Next, Bcl10 was co-expressed with mutant forms of Ikappa Balpha , IKKalpha , IKKbeta , and IKKgamma which have been shown to act as dominant inhibitors of their corresponding endogenous counterparts (14, 29). Expression of all four of these dominant negative mutants resulted in near complete inhibition of Bcl10-responsive NF-kappa B activation (Fig. 1D). Western blotting confirmed that none of these mutants interfered significantly with the expression of Bcl10, so that inhibition was likely to have occurred through functional interference with the Bcl10-responsive signaling pathway. As a control, a dominant negative mutant of IKK-i (IKKepsilon ) (16) had no effect on Bcl10-dependent NF-kappa B activation. These results support the notion that, similar to RIP and RICK, Bcl10 acts to stimulate a signaling pathway which depends upon the IKK complex.

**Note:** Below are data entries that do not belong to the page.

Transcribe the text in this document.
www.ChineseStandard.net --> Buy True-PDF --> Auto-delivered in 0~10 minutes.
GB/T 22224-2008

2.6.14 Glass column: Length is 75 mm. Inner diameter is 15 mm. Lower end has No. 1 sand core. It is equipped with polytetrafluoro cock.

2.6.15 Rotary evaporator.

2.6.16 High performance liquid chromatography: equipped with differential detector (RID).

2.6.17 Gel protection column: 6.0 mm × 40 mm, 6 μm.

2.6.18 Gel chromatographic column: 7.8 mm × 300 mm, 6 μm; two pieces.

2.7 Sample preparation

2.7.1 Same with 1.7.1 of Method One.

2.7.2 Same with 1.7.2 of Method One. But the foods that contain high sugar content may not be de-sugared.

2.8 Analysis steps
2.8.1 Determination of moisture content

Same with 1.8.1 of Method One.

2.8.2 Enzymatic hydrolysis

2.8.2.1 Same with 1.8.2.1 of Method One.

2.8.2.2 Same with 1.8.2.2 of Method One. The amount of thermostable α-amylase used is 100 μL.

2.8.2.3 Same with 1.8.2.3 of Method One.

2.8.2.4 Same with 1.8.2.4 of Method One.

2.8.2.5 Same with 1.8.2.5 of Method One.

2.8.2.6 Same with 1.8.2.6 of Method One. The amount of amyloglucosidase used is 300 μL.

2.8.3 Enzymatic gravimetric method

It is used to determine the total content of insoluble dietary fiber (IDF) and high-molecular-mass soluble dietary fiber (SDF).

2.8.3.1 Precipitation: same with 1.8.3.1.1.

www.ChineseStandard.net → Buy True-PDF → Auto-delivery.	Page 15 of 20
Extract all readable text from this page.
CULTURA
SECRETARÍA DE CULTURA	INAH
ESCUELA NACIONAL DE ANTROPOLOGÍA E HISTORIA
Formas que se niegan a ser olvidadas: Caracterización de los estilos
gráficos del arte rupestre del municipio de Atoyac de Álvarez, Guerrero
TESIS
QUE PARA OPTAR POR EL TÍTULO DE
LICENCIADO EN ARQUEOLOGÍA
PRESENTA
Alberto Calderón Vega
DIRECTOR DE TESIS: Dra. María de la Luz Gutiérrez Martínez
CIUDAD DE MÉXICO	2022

Because IKKgamma may represent a critical link between Bcl10 and downstream factors, we sought to more stringently test its involvement in Bcl10 signaling. First, we performed a dose-response study to analyze the potency of the IKKgamma dominant negative in inhibiting Bcl10 activity. This inhibitor blocked Bcl10 induction of NF-kappa B with precisely the same effectiveness as it blocked induction by RICK (Fig. 1E). In contrast, the IKKgamma dominant negative had no effect on induction of NF-kappa B by IKK-i; this was an expected finding, as it has been shown that IKK-i appears to act as an IKK complex-independent Ikappa B kinase (see Fig. 1A) (16, 26). Using a different methodology, we confirmed the requirement for IKKgamma in Bcl10 signaling by testing NF-kappa B induction in the IKKgamma -defective 5R cell line, a derivative of the Rat-1 fibroblast line (21). While in the parental Rat-1 cells, Bcl10 effectively induced NF-kappa B, we observed no Bcl10-responsive NF-kappa B activation in the IKKgamma -deficient 5R cells (Fig. 1F). As a control, expression of RIP resulted in similar findings, consistent with the previously documented critical role for IKKgamma in RIP signaling (14). To demonstrate that 5R cells are capable of mounting a robust NF-kappa B response when transfected with factors downstream of IKKgamma , we also expressed IKKbeta in both cell lines and confirmed that this factor could activate NF-kappa B irrespective of the presence of functional IKKgamma .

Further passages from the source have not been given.